Les risques d’incidence et de réincidence d’épidémies
L’Organisation Mondiale de la Santé a récemment déclaré que les moustiques comptaient parmi les animaux les plus meurtriers du monde. Presque tous les ans, des moustiques causent plus de décès que les meurtres,(a) la guerre et les attaques d’animaux sauvages combinés. En 2015, le paludisme a été à l’origine de presque un demi-million de morts (surtout des enfants), et l’incidence mondiale de la dengue s’est multipliée par 30 au cours des 30 dernières années. Le zika, la dengue, le chikungunya et la fièvre jaune sont tous transmis aux humains par des moustiques de l’espèce Aedes aegypti. Plus de la moitié de la population mondiale vit dans des régions où cette espèce de moustiques est présente.(b)
L’une des tendances en urbanisme est d’accroître la densité urbaine près des transports publics, d’élargir les espaces verts et d’augmenter le nombre de sentiers pour les vélos et la marche. Cette stratégie vise à prévenir l’étalement urbain, à minimiser la pollution, à encourager les gens à faire plus d’activité (pour prévenir l’obésité et le diabète), à minimiser l’effet des “îlots de chaleur” et à préserver l’environnement naturel. Par ailleurs, il est possible que ces efforts favorisent par inadvertance la survie des tiques et des moustiques et accroissent le risque que des personnes leur soient exposées, de même qu’aux maladies qu’ils transmettent. De plus, les tiques et les moustiques se multiplient généralement(c) quand les précipitations sont à la hausse et par temps chaud, phénomènes associés au changement climatique.

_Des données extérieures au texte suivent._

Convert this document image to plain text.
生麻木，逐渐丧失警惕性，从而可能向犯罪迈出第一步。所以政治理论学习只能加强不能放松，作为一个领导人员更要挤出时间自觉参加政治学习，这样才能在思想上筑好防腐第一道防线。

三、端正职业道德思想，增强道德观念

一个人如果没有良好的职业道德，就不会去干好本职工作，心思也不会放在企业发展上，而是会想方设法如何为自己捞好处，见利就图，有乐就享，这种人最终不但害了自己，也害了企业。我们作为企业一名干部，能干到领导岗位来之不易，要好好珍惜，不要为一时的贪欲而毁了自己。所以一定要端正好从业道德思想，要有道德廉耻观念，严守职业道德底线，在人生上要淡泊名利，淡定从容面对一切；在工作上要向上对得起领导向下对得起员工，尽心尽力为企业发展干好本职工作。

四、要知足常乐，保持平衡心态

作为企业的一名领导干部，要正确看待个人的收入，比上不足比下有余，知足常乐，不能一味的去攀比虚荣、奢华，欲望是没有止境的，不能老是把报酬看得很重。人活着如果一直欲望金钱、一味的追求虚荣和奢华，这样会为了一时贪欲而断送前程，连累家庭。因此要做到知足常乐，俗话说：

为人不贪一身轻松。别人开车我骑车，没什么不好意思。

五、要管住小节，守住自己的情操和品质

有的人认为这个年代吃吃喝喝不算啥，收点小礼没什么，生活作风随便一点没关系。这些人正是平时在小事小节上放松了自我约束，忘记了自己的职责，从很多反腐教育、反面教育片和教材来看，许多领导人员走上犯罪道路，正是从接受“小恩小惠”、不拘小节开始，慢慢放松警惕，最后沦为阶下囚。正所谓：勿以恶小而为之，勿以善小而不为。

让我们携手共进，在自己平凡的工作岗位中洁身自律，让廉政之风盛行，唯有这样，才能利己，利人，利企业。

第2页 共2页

Le Dr. Nicholas Ogden a résumé la situation en faisant remarquer que le changement climatique influencera probablement l’émergence et la réémergence des maladies à transmission vectorielle au Canada. Toutefois, la mesure dans laquelle ces maladies poseront un risque pour la population canadienne sera déterminée, au moins en partie, par la façon dont nous concevrons, construirons et gérerons nos environnements urbains et de banlieue. C’est là où le voisinage entre en jeu. Il faut évaluer localement les façons d’enrayer les moustiques, entre autres, en prévenant la stagnation de l’eau, et minimiser les tiques au moyen de l’aménagement et de l’entretien paysagers et de l’application stratégique de pesticides.
Le risque d’accroître les maladies à transmission vectorielle dans les villes en raison des nouveaux aménagements urbains et du changement climatique est un enjeu émergent. Il faut donc rester à l’affût. Entretemps, les médecins de famille peuvent aider les gens à comprendre que les moustiques et les tiques ne sont plus simplement une nuisance(d) et que, dans les espaces verts, il faut prendre la bonne habitude de toujours prendre des précautions comme porter des manches longues, des pantalons longs, appliquer un chasse-moustiques et vérifier la présence de tiques.